No discute el recurrente en su escrito de apelación el hecho del consumo abusivo de bebidas alcohólicas que le impedían una adecuada conducción, centrándose los argumentos de descargo en el hecho de que no realizaba actividad de conducción sino que el vehículo estaba estacionado, y que además ignoraba que no había recuperado aún el carnet de conducir.
Respecto del primer argumento (conducción del vehículo) el propio acusado reconoció en el plenario que sí conducía el vehículo, lo cual además aparece ratificado por los Agentes actuantes que declararon como testigos.
Con respecto a la inexistencia de carnet de conducir se ha acreditado con la documental obrante en autos, no siendo creíble la versión dada por el acusado sobre la ignorancia de tal circunstancia pues el carnet, del que había sido judicialmente privado, no lo había recuperado, circunstancias que eran sobradamente conocidas por el acusado.
En definitiva no existe el error valorativo denunciado por el recurrente.
Por tales razones debe de desestimarse el recurso de apelación articulado.

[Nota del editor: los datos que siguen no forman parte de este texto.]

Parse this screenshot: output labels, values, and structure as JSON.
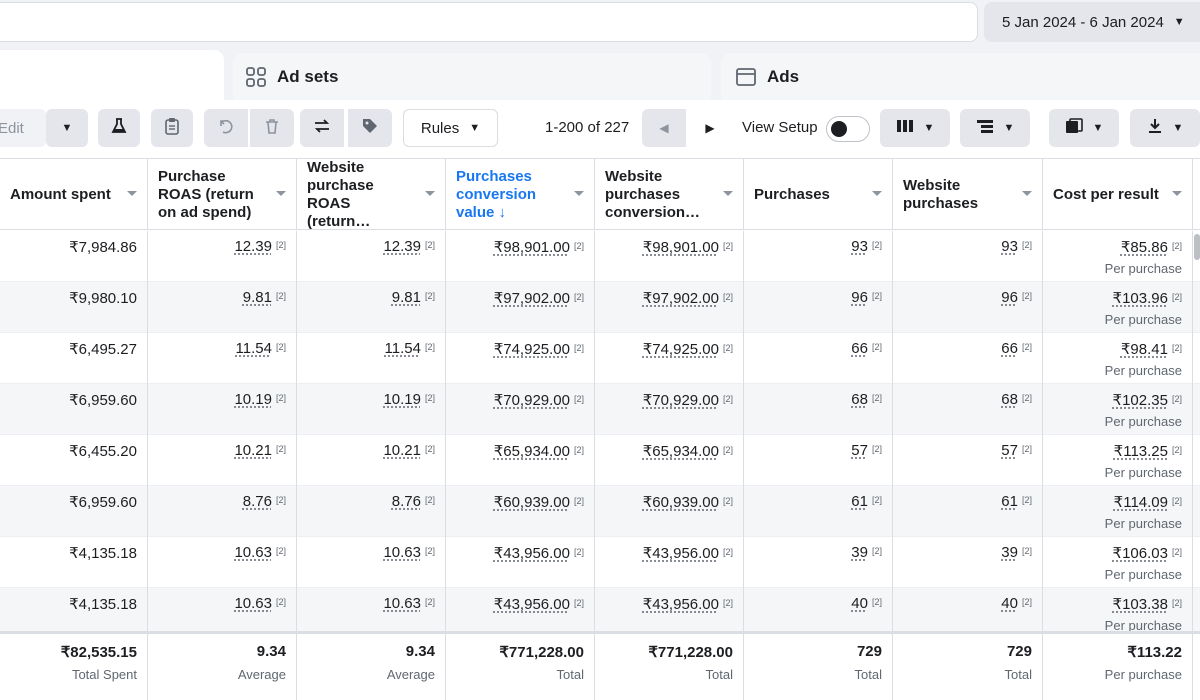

SEGUNDO.- No existen razones en qué basar una condena en las costas de esta apelación, que habrán de declararse de oficio.
Vistos con los citados los artículos 2, 5, 8, 10, 15, 19, 20, 21, 22, 28, 32, 33, 53, 61, 66, 79, 109 al 115 del nuevo Código Penal y los artículos 141, 142, 279, 741 y 742 de la Ley de Enjuiciamiento Criminal.
Fallo
Que DESESTIMANDO el recurso de apelación interpuesto por Abelardo contra la sentencia dictada en primera instancia con fecha 29 de Julio de 2020 en Diligencias de Juicio Rápido 117/2020, debemos CONFIRMAR Y CONFIRMAMOS la misma, con declaración de oficio de las costas de la presente apelación.Devuélvanse al Juzgado de lo Penal número 2 de Jaén los autos originales con testimonio de esta resolución para su cumplimiento.
Así por esta nuestra sentencia, definitivamente juzgando, lo pronunciamos, mandamos y firmamos.
E/.
PUBLICACION.- Leída y publicada ha sido la anterior sentencia por el Iltmo. Sr. Magistrado que la ha dictado cuando se encontraba celebrando audiencia publica en el mismo día de su fecha de lo que como Secretaria doy fe.